Melbourne A, Atkinson D, White M J, Collins D, Leach M, Hawkes D
Centre for Medical Image Computing, University College London, London, UK.
Phys Med Biol. 2007 Sep 7;52(17):5147-56. doi: 10.1088/0031-9155/52/17/003. Epub 2007 Aug 7.
Registration of dynamic contrast-enhanced magnetic resonance images (DCE-MRI) of soft tissue is difficult. Conventional registration cost functions that depend on information content are compromised by the changing intensity profile, leading to misregistration. We present a new data-driven model of uptake patterns formed from a principal components analysis (PCA) of time-series data, avoiding the need for a physiological model. We term this process progressive principal component registration (PPCR). Registration is performed repeatedly to an artificial time series of target images generated using the principal components of the current best-registered time-series data. The aim is to produce a dataset that has had random motion artefacts removed but long-term contrast enhancement implicitly preserved. The procedure is tested on 22 DCE-MRI datasets of the liver. Preliminary assessment of the images is by expert observer comparison with registration to the first image in the sequence. The PPCR is preferred in all cases where a preference exists. The method requires neither segmentation nor a pharmacokinetic uptake model and can allow successful registration in the presence of contrast enhancement.

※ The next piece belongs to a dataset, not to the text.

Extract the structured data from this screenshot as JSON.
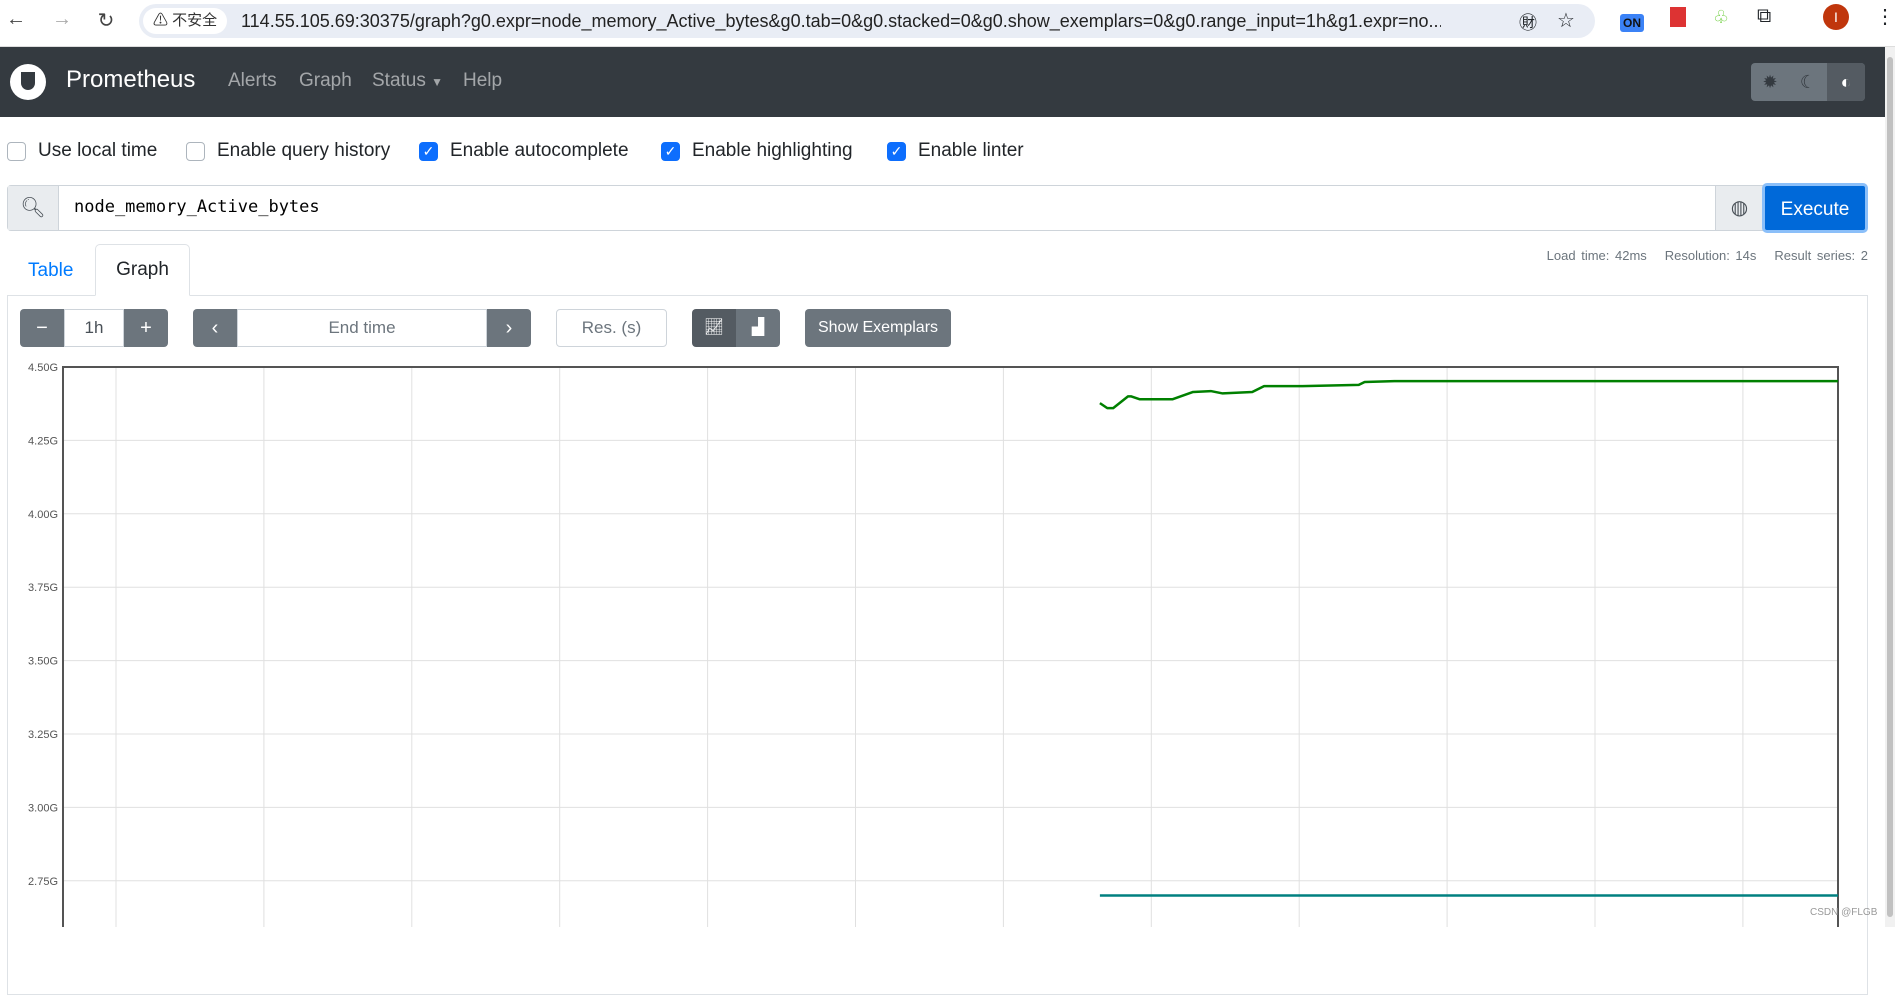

软组织动态对比增强磁共振成像(DCE-MRI)的配准很困难。依赖信息内容的传统配准成本函数会因强度分布的变化而受到影响,从而导致配准错误。我们提出了一种新的数据驱动的摄取模式模型,该模型由时间序列数据的主成分分析(PCA)形成,无需生理模型。我们将此过程称为渐进主成分配准(PPCR)。反复对使用当前最佳配准时间序列数据的主成分生成的目标图像的人工时间序列进行配准。目的是生成一个去除了随机运动伪影但隐含保留了长期对比增强的数据集。该程序在22个肝脏DCE-MRI数据集上进行了测试。图像的初步评估是由专家观察者与序列中第一张图像的配准进行比较。在所有存在偏好的情况下,PPCR都是首选。该方法既不需要分割也不需要药代动力学摄取模型,并且在存在对比增强的情况下也能成功配准。